Questo episodio e questo proverbio, mettono in contrasto due aspetti come se Gesù avesse voluto separare l’umano dal divino, il corpo dall’anima, le cose di ogni giorno dalla salvezza eterna. Gesù non ha messo sullo stesso piano Cesare e Dio, ma ha voluto dirci che ci sono dei doveri che devono essere riservati a Cesare, noi li chiamiamo doveri di buona cittadinanza, ma che a Dio deve essere riservato tutto: il rispetto dell’altro, il rispetto di sé stessi, il rapporto con il creato.
Se si parte da Dio, se si assume questo sguardo profondo sulla realtà, non si perde nulla di ciò che ha valore. Se si parte da Dio acquista significato ogni aspetto della realtà: l’amore, l’amicizia,… anche le esperienze più quotidiane, anche quelle più banali, si riempie di senso il tempo e acquista significato persino l’esperienza della sofferenza, per quanto dura. Acquista spessore l’esperienza della gioia, che altrimenti rischia di stemperarsi in superficialità. Se si parte da Dio. Non sto parlando della teocrazia, non sto parlando del potere che viene da Dio, ma sto parlando proprio dello sguardo che viene da Dio come Gesù nel Vangelo fa. Se si parte da Dio si illumina tutto.
Termino con una bella immagine che molti anni fa un mio amico, un mio coetaneo, espresse in una testimonianza. Lui era ateo convinto fin verso i quarant’anni, poi per un invito rivoltogli da un amico a leggere insieme una pagina di Vangelo si convertì nel giro di pochi giorni. Lui esprime sempre questo passaggio: è come il passaggio di una visione in bianco e nero ad una visione a colori. Illuminata da Dio, a partire Dio, la realtà non perde affatto di spessore e di colore, ma anzi ne acquista perché tutto diventa opportunità, tutto diventa appello, tutto diventa richiamo.
Allora quel ‘prendete’, anziché il ‘date’, vuol dire che la nostra vita è riposta.
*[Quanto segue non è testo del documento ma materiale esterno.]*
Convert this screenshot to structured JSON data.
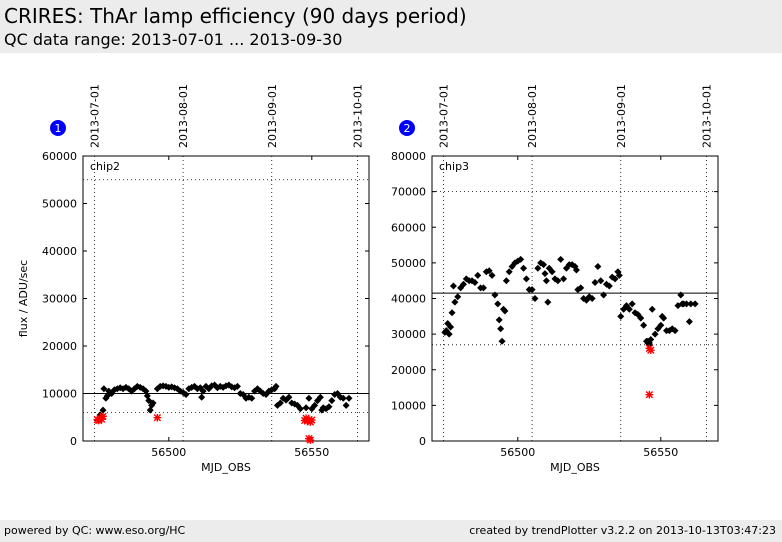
{
  "page": {
    "title": "CRIRES: ThAr lamp efficiency (90 days period)",
    "subtitle": "QC data range: 2013-07-01 ... 2013-09-30",
    "footer_left": "powered by QC: www.eso.org/HC",
    "footer_right": "created by trendPlotter v3.2.2 on 2013-10-13T03:47:23"
  },
  "colors": {
    "header_bg": "#ececec",
    "badge": "#0000ff",
    "point": "#000000",
    "outlier": "#ff0000"
  },
  "chart_data": [
    {
      "type": "scatter",
      "badge": "1",
      "panel_label": "chip2",
      "xlabel": "MJD_OBS",
      "ylabel": "flux / ADU/sec",
      "xlim": [
        56470,
        56570
      ],
      "ylim": [
        0,
        60000
      ],
      "xticks": [
        56500,
        56550
      ],
      "yticks": [
        0,
        10000,
        20000,
        30000,
        40000,
        50000,
        60000
      ],
      "date_marks": [
        {
          "label": "2013-07-01",
          "x": 56474
        },
        {
          "label": "2013-08-01",
          "x": 56505
        },
        {
          "label": "2013-09-01",
          "x": 56536
        },
        {
          "label": "2013-10-01",
          "x": 56566
        }
      ],
      "reference_line": 10000,
      "dotted_lines": [
        55000,
        6000
      ],
      "series": [
        {
          "style": "points",
          "points": [
            [
              56477.3,
              11000
            ],
            [
              56478.0,
              9000
            ],
            [
              56478.5,
              9500
            ],
            [
              56479.0,
              10500
            ],
            [
              56480.0,
              10000
            ],
            [
              56481.0,
              10800
            ],
            [
              56482.0,
              11000
            ],
            [
              56483.0,
              11200
            ],
            [
              56484.0,
              11000
            ],
            [
              56485.0,
              11300
            ],
            [
              56486.0,
              11000
            ],
            [
              56487.0,
              10500
            ],
            [
              56488.0,
              11000
            ],
            [
              56489.0,
              11500
            ],
            [
              56490.0,
              11300
            ],
            [
              56491.0,
              11000
            ],
            [
              56492.0,
              10500
            ],
            [
              56492.5,
              9500
            ],
            [
              56493.0,
              8500
            ],
            [
              56493.5,
              6500
            ],
            [
              56494.0,
              7500
            ],
            [
              56494.5,
              8000
            ],
            [
              56496.0,
              11000
            ],
            [
              56497.0,
              11500
            ],
            [
              56498.0,
              11600
            ],
            [
              56499.0,
              11500
            ],
            [
              56500.0,
              11300
            ],
            [
              56501.0,
              11400
            ],
            [
              56502.0,
              11200
            ],
            [
              56503.0,
              11000
            ],
            [
              56504.0,
              10500
            ],
            [
              56505.0,
              10200
            ],
            [
              56506.0,
              9800
            ],
            [
              56507.0,
              11000
            ],
            [
              56508.0,
              11300
            ],
            [
              56509.0,
              11500
            ],
            [
              56510.0,
              11000
            ],
            [
              56511.0,
              11200
            ],
            [
              56511.5,
              9200
            ],
            [
              56512.0,
              10500
            ],
            [
              56513.0,
              11500
            ],
            [
              56514.0,
              11000
            ],
            [
              56515.0,
              11600
            ],
            [
              56516.0,
              11800
            ],
            [
              56517.0,
              11200
            ],
            [
              56518.0,
              11500
            ],
            [
              56519.0,
              11300
            ],
            [
              56520.0,
              11600
            ],
            [
              56521.0,
              11800
            ],
            [
              56522.0,
              11400
            ],
            [
              56523.0,
              11200
            ],
            [
              56524.0,
              11500
            ],
            [
              56525.0,
              10000
            ],
            [
              56526.0,
              9800
            ],
            [
              56527.0,
              9000
            ],
            [
              56528.0,
              9200
            ],
            [
              56529.0,
              9000
            ],
            [
              56530.0,
              10500
            ],
            [
              56531.0,
              11000
            ],
            [
              56532.0,
              10500
            ],
            [
              56533.0,
              10000
            ],
            [
              56534.0,
              9800
            ],
            [
              56535.0,
              10500
            ],
            [
              56536.0,
              10800
            ],
            [
              56537.0,
              11000
            ],
            [
              56537.5,
              11500
            ],
            [
              56538.0,
              7500
            ],
            [
              56539.0,
              8000
            ],
            [
              56540.0,
              9000
            ],
            [
              56541.0,
              8600
            ],
            [
              56542.0,
              9200
            ],
            [
              56543.0,
              8000
            ],
            [
              56544.0,
              7800
            ],
            [
              56545.0,
              7500
            ],
            [
              56546.0,
              6800
            ],
            [
              56548.0,
              7000
            ],
            [
              56549.0,
              9000
            ],
            [
              56550.0,
              6800
            ],
            [
              56551.0,
              7500
            ],
            [
              56552.0,
              8500
            ],
            [
              56553.0,
              9200
            ],
            [
              56553.5,
              6500
            ],
            [
              56554.0,
              7000
            ],
            [
              56555.0,
              6800
            ],
            [
              56556.0,
              7200
            ],
            [
              56557.0,
              8500
            ],
            [
              56558.0,
              9800
            ],
            [
              56559.0,
              10000
            ],
            [
              56560.0,
              9200
            ],
            [
              56561.0,
              9000
            ],
            [
              56562.0,
              7500
            ],
            [
              56563.0,
              9000
            ],
            [
              56476.0,
              5500
            ],
            [
              56477.0,
              6500
            ]
          ]
        },
        {
          "style": "outliers",
          "points": [
            [
              56475.0,
              4500
            ],
            [
              56475.5,
              4300
            ],
            [
              56476.0,
              4800
            ],
            [
              56476.5,
              4600
            ],
            [
              56477.0,
              5200
            ],
            [
              56496.0,
              4900
            ],
            [
              56547.5,
              4300
            ],
            [
              56548.0,
              4800
            ],
            [
              56548.5,
              4200
            ],
            [
              56549.0,
              4500
            ],
            [
              56549.5,
              4000
            ],
            [
              56550.0,
              4400
            ],
            [
              56549.0,
              500
            ],
            [
              56549.5,
              200
            ]
          ]
        }
      ]
    },
    {
      "type": "scatter",
      "badge": "2",
      "panel_label": "chip3",
      "xlabel": "MJD_OBS",
      "ylabel": "",
      "xlim": [
        56470,
        56570
      ],
      "ylim": [
        0,
        80000
      ],
      "xticks": [
        56500,
        56550
      ],
      "yticks": [
        0,
        10000,
        20000,
        30000,
        40000,
        50000,
        60000,
        70000,
        80000
      ],
      "date_marks": [
        {
          "label": "2013-07-01",
          "x": 56474
        },
        {
          "label": "2013-08-01",
          "x": 56505
        },
        {
          "label": "2013-09-01",
          "x": 56536
        },
        {
          "label": "2013-10-01",
          "x": 56566
        }
      ],
      "reference_line": 41500,
      "dotted_lines": [
        70000,
        27000
      ],
      "series": [
        {
          "style": "points",
          "points": [
            [
              56474.5,
              30500
            ],
            [
              56475.0,
              31000
            ],
            [
              56475.5,
              33000
            ],
            [
              56476.0,
              30000
            ],
            [
              56476.5,
              32000
            ],
            [
              56477.0,
              36000
            ],
            [
              56477.5,
              43500
            ],
            [
              56478.0,
              39000
            ],
            [
              56479.0,
              40500
            ],
            [
              56480.0,
              43000
            ],
            [
              56481.0,
              44000
            ],
            [
              56482.0,
              45500
            ],
            [
              56483.0,
              45000
            ],
            [
              56484.0,
              45000
            ],
            [
              56485.0,
              44500
            ],
            [
              56486.0,
              46500
            ],
            [
              56487.0,
              43000
            ],
            [
              56488.0,
              43000
            ],
            [
              56489.0,
              47500
            ],
            [
              56490.0,
              47800
            ],
            [
              56491.0,
              46500
            ],
            [
              56492.0,
              41000
            ],
            [
              56493.0,
              38500
            ],
            [
              56493.5,
              34000
            ],
            [
              56494.0,
              31500
            ],
            [
              56494.5,
              28000
            ],
            [
              56495.0,
              37000
            ],
            [
              56495.5,
              36500
            ],
            [
              56496.0,
              45000
            ],
            [
              56497.0,
              47500
            ],
            [
              56498.0,
              49000
            ],
            [
              56499.0,
              50000
            ],
            [
              56500.0,
              50500
            ],
            [
              56501.0,
              51000
            ],
            [
              56502.0,
              48500
            ],
            [
              56503.0,
              45500
            ],
            [
              56504.0,
              42500
            ],
            [
              56505.0,
              42500
            ],
            [
              56506.0,
              40000
            ],
            [
              56507.0,
              48500
            ],
            [
              56508.0,
              50000
            ],
            [
              56509.0,
              49500
            ],
            [
              56509.5,
              47000
            ],
            [
              56510.0,
              45000
            ],
            [
              56510.5,
              39000
            ],
            [
              56511.0,
              48500
            ],
            [
              56512.0,
              47500
            ],
            [
              56513.0,
              45500
            ],
            [
              56514.0,
              45000
            ],
            [
              56515.0,
              51000
            ],
            [
              56516.0,
              45500
            ],
            [
              56517.0,
              48500
            ],
            [
              56518.0,
              49500
            ],
            [
              56519.0,
              49500
            ],
            [
              56520.0,
              49000
            ],
            [
              56520.5,
              48000
            ],
            [
              56521.0,
              42500
            ],
            [
              56522.0,
              43000
            ],
            [
              56523.0,
              40000
            ],
            [
              56524.0,
              39500
            ],
            [
              56525.0,
              40500
            ],
            [
              56526.0,
              40000
            ],
            [
              56527.0,
              44500
            ],
            [
              56528.0,
              49000
            ],
            [
              56529.0,
              45000
            ],
            [
              56530.0,
              41000
            ],
            [
              56531.0,
              44000
            ],
            [
              56532.0,
              43500
            ],
            [
              56533.0,
              46000
            ],
            [
              56534.0,
              45500
            ],
            [
              56535.0,
              47500
            ],
            [
              56535.5,
              46500
            ],
            [
              56536.0,
              35000
            ],
            [
              56537.0,
              37000
            ],
            [
              56538.0,
              38000
            ],
            [
              56539.0,
              37000
            ],
            [
              56540.0,
              38500
            ],
            [
              56541.0,
              36000
            ],
            [
              56542.0,
              35500
            ],
            [
              56543.0,
              34500
            ],
            [
              56544.0,
              32500
            ],
            [
              56545.0,
              28000
            ],
            [
              56545.5,
              27500
            ],
            [
              56546.0,
              27000
            ],
            [
              56546.5,
              28500
            ],
            [
              56547.0,
              37000
            ],
            [
              56548.0,
              30000
            ],
            [
              56549.0,
              31500
            ],
            [
              56550.0,
              32500
            ],
            [
              56550.5,
              35000
            ],
            [
              56551.0,
              34500
            ],
            [
              56552.0,
              31000
            ],
            [
              56553.0,
              31000
            ],
            [
              56554.0,
              31500
            ],
            [
              56555.0,
              31000
            ],
            [
              56556.0,
              38000
            ],
            [
              56557.0,
              41000
            ],
            [
              56557.5,
              38500
            ],
            [
              56558.0,
              38500
            ],
            [
              56559.0,
              38500
            ],
            [
              56560.0,
              33500
            ],
            [
              56560.5,
              38500
            ],
            [
              56562.0,
              38500
            ],
            [
              56545.5,
              28000
            ],
            [
              56546.0,
              27500
            ]
          ]
        },
        {
          "style": "outliers",
          "points": [
            [
              56546.0,
              26000
            ],
            [
              56546.5,
              25500
            ],
            [
              56546.0,
              13000
            ]
          ]
        }
      ]
    }
  ]
}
Vuol dire che la nostra vita è semplicemente un riflesso di una chiamata, non siamo noi che partiamo, ma è il Signore che parte. È il Signore che fa delle proposte attraverso delle esperienze quotidiane in molte delle persone che incontriamo, le gioie e le sofferenze. È lui che chiama, noi possiamo solo rendere e restituire.
Ringraziamo il Signore perché il dono della fede è davvero un dono inestimabile, é la chiave che ci aiuta a leggere tutta la realtà come un’offerta grande carica di senso.
Chiediamo al padre Domenico quello stesso sguardo unitario, profondo e teologico che lui ha avuto sulla realtà diventi il nostro sguardo.